On the flip side: the air is cleaner than it’s been in a long time.
The impact of the pandemic-related restrictions on air quality is staggering. In some parts of Europe, the levels of toxic pollutants in the air have been slashed by a half.
But while the short-term effect might seems positive, experts are warning that the current situation is no solution.
“Addressing long-term air quality problems requires ambitious policies and forward-looking investments,” said Hans Bruyninckx, the EEA executive director. “As such, the current crisis and its multiple impacts on our society work against what we are trying to achieve, which is a just and well-managed transition towards a resilient and sustainable society,” he added.
The ESA observations by the Copernicus Sentinel-5P satellite show clear declines in pollution. The measurements were taken over 10 days to even out changes in the weather, which affect the concentration of nitrogen dioxide.
Data from the European Environmental Agency paint a similar picture. The average concentrations of Nitrogen Dioxide (NO2) in the air in the Italian province of Bergamo, which has been completely paralyzed by the outbreak, were 47% lower last week than during the same week last year, the environmental agency said. The NO2 levels in Rome were 26% to 35% lower than in 2019, the environmental agency said.
Much of the NO2 pollution comes from car exhausts, which is why the strict controls on citizens movements led to such dramatic declines.
Another area hit hard by the virus, western Washington state around Seattle, also shows much lower concentrations of the gas in recent weeks.
The pandemic has had similar effects on air pollution in China, which still ranks poorly in global air quality comparisons, despite its government’s major efforts to tackle pollution in recent years.
According to China’s Ministry of Ecology and Environment, the average number of “good quality air days” increased 21.5% in February, compared to the same period last year in Hubei province, the epicenter of the global coronavirus pandemic.
“Does this mean pandemics are good for health?
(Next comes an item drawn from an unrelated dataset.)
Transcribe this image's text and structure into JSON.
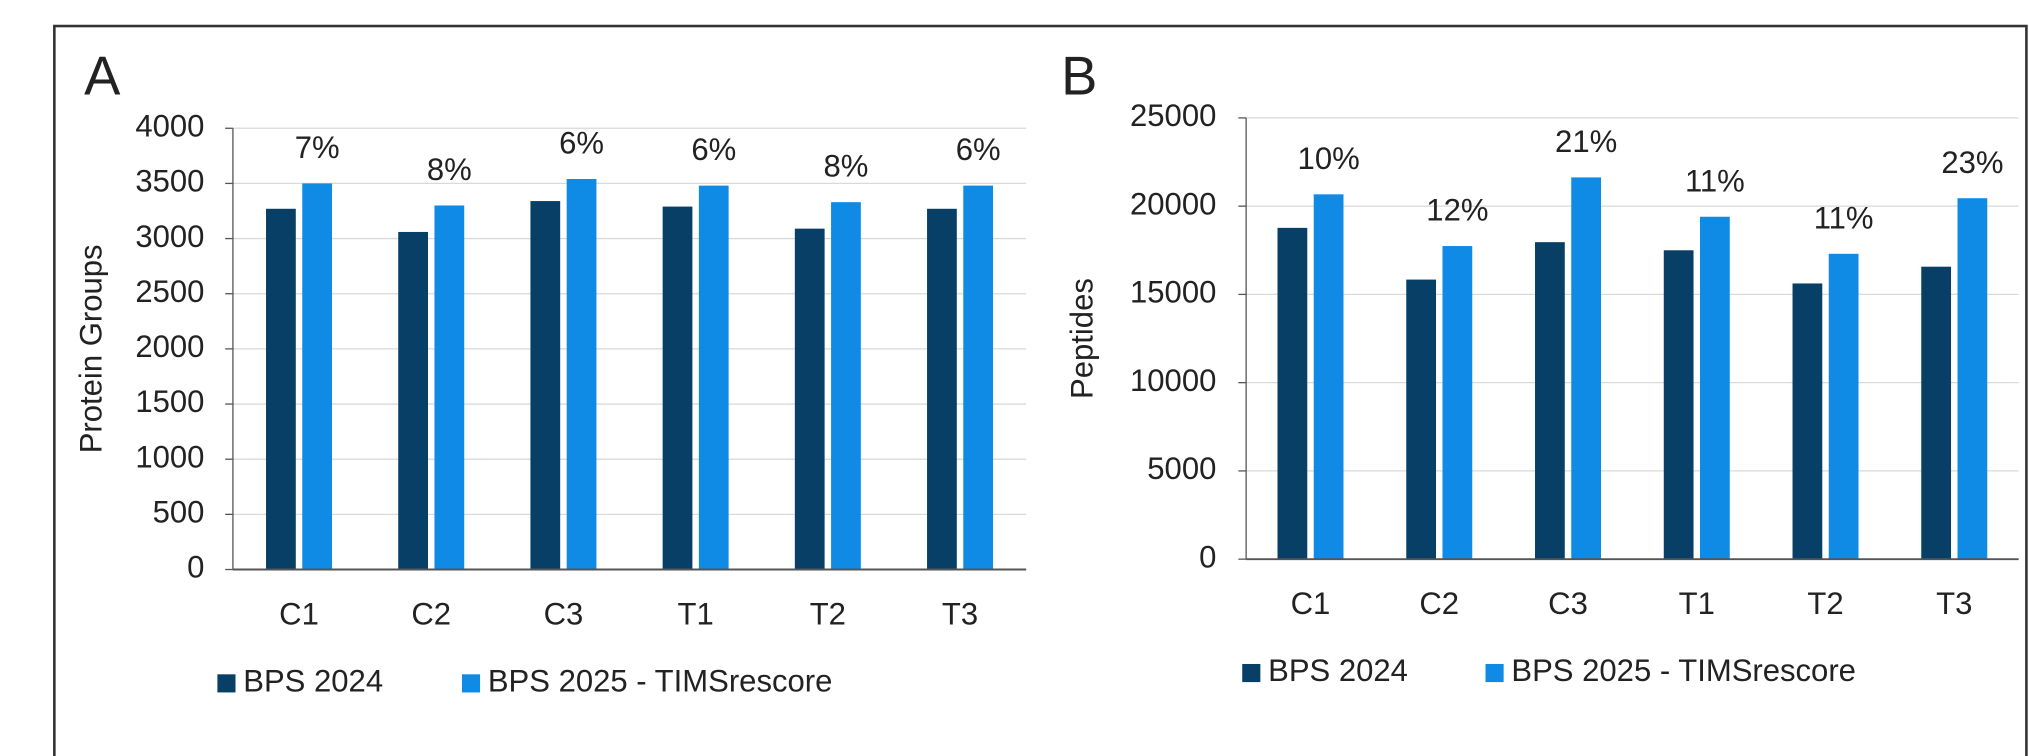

No,” Burke said. “Instead it means that the way our economies operate, absent pandemics, has massive hidden health costs, and it takes a pandemic to help see that.”
The link between air pollution and premature deaths has been well established. A 30-year analysis of 652 cities in 24 countries and regions across six continents found that increases in air pollution were linked to increases in related deaths: The higher the levels of pollution, the faster people die.
The World Health Organization (WHO) has estimated that around 7 million people die every year from exposure to fine particles in polluted air.